That’s the theme this month. This collection of trends focuses on adding emphasis to the design with specific detailing from italics to split screens to stark, minimalist backgrounds paired with a trick or two.
Here’s what’s trending in design this month:
1. Split Screens
Split screen design was something that started gaining traction in mid-2016 and now it is a big deal. Browse through collections of website design and split screen outlines are everywhere.
What’s nice is how quickly the style has evolved. Early split screen designs featured mostly symmetrical designs with a yin and yang style aesthetic. The new split screens have a more “anything goes” feel to them.
The three examples below show three very different ways to use the same trend.
- Rency uses a split design to contain a loop video and the main navigation. The contrast between the white area and red is stark and forces the eye across the screen. It also ensures the user will find the navigation because it is the only element within the colored portion of the design.

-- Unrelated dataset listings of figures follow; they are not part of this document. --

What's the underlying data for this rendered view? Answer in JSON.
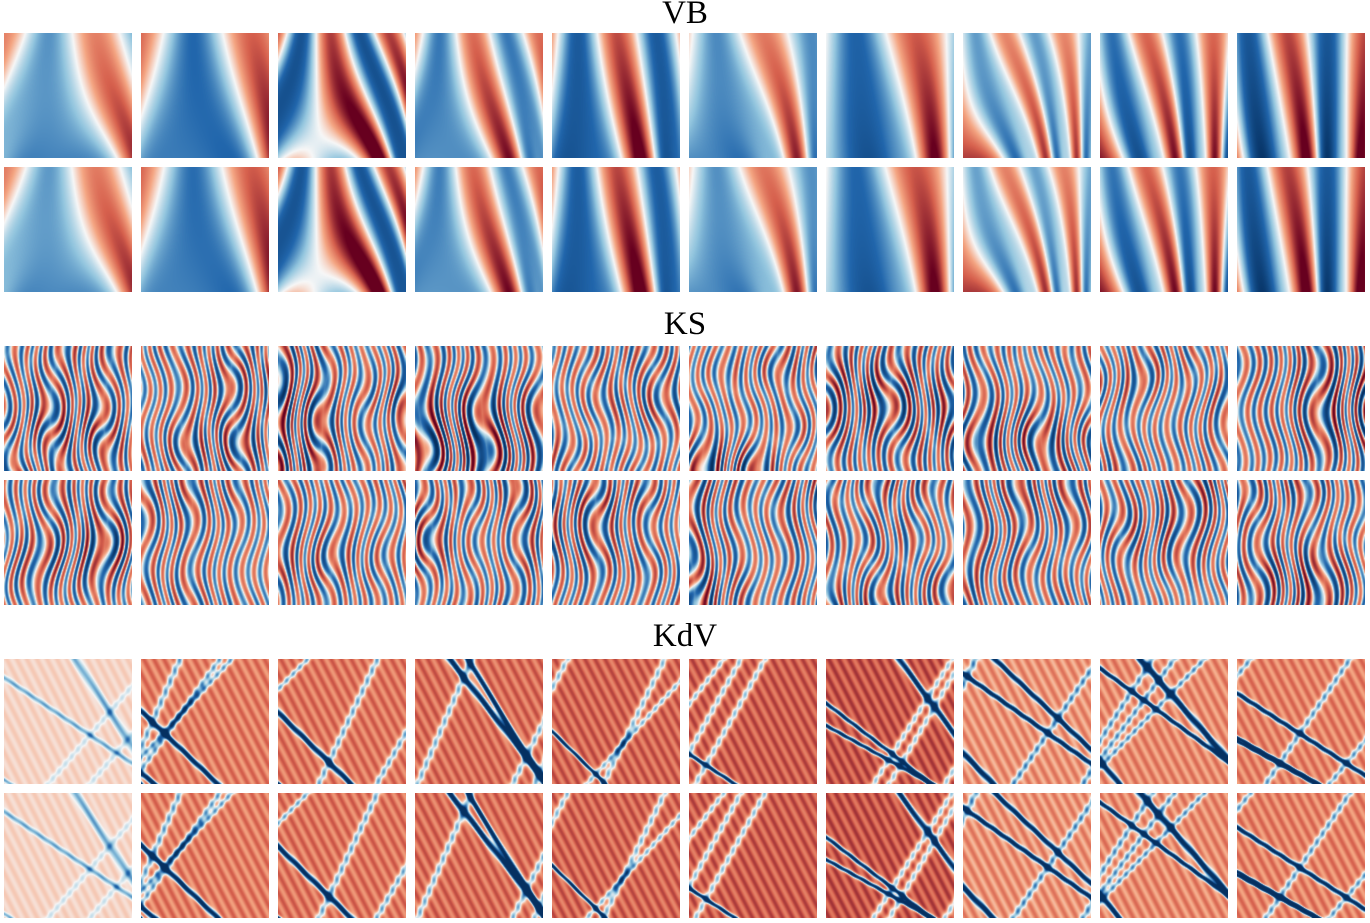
{
  "figure": {
    "panels": [
      {
        "label": "VB"
      },
      {
        "label": "KS"
      },
      {
        "label": "KdV"
      }
    ],
    "columns": 10,
    "rows_per_panel": 2,
    "colormap": {
      "negative": "#053061",
      "neutral": "#f7f7f7",
      "positive": "#67001f"
    }
  }
}
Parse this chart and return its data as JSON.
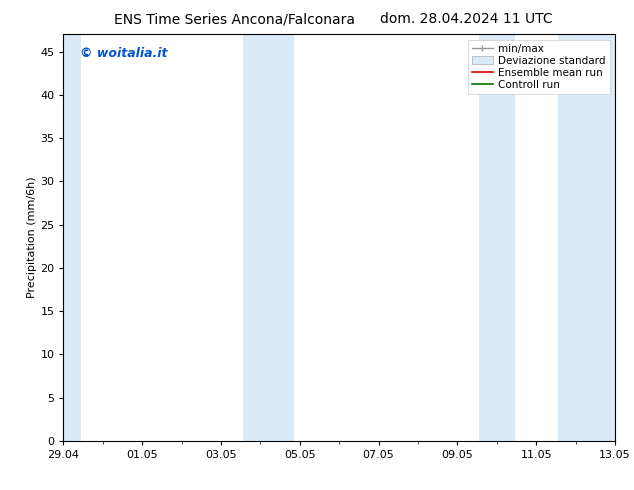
{
  "title_left": "ENS Time Series Ancona/Falconara",
  "title_right": "dom. 28.04.2024 11 UTC",
  "ylabel": "Precipitation (mm/6h)",
  "watermark": "© woitalia.it",
  "bg_color": "#ffffff",
  "plot_bg_color": "#ffffff",
  "shade_color": "#daeaf6",
  "ylim": [
    0,
    47
  ],
  "yticks": [
    0,
    5,
    10,
    15,
    20,
    25,
    30,
    35,
    40,
    45
  ],
  "xtick_labels": [
    "29.04",
    "01.05",
    "03.05",
    "05.05",
    "07.05",
    "09.05",
    "11.05",
    "13.05"
  ],
  "x_start": 0,
  "x_end": 14,
  "shaded_regions": [
    [
      0.0,
      0.45
    ],
    [
      4.55,
      5.85
    ],
    [
      10.55,
      11.45
    ],
    [
      12.55,
      14.0
    ]
  ],
  "xtick_positions": [
    0,
    2,
    4,
    6,
    8,
    10,
    12,
    14
  ],
  "legend_labels": [
    "min/max",
    "Deviazione standard",
    "Ensemble mean run",
    "Controll run"
  ],
  "title_fontsize": 10,
  "tick_fontsize": 8,
  "ylabel_fontsize": 8,
  "watermark_color": "#0055cc",
  "watermark_fontsize": 9,
  "legend_fontsize": 7.5
}
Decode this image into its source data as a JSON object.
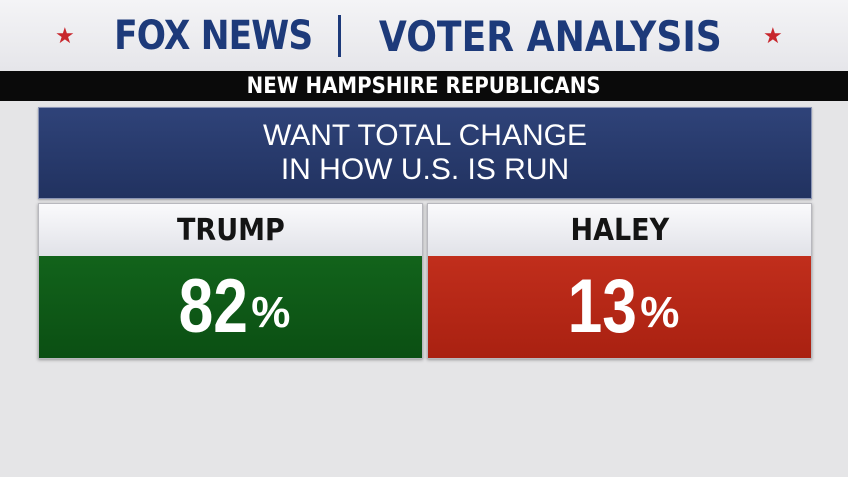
{
  "header": {
    "brand": "FOX NEWS",
    "title": "VOTER ANALYSIS",
    "star_color": "#c8262c",
    "brand_color": "#1d3a7a"
  },
  "subheader": "NEW HAMPSHIRE REPUBLICANS",
  "question": {
    "line1": "WANT TOTAL CHANGE",
    "line2": "IN HOW U.S. IS RUN"
  },
  "chart_data": {
    "type": "table",
    "categories": [
      "TRUMP",
      "HALEY"
    ],
    "values": [
      82,
      13
    ],
    "unit": "%",
    "colors": [
      "#12631b",
      "#c12e1c"
    ]
  },
  "results": [
    {
      "name": "TRUMP",
      "value": "82",
      "unit": "%"
    },
    {
      "name": "HALEY",
      "value": "13",
      "unit": "%"
    }
  ]
}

- GECN is a complex governmental site that uses a split screen to convey two different ideas with two links immediately in the design. While the split isn’t full-screen and contains a lot of text, this is a good alternative for a design with lots of calls to action, user bases or complicated content.
- Bashful uses a concept similar to Rency but with a twist: The design features a full-screen video loop and half of it is covered with a tinted color box. All the clickable elements are inside the tinted area and the navigation menu is hidden in the top right corner of the video.
What each of the examples have in common is that the split screen design adds emphasis to the content. It helps drive the users to specific elements in the design through use of color and with actual or perceived movement, thanks to contrasting “screens.”
The best part of the newer split screen designs is that there’s an asymmetrical flow to them. Designers aren’t stuck in a yin and yang format and the result is much more interesting visual patterns.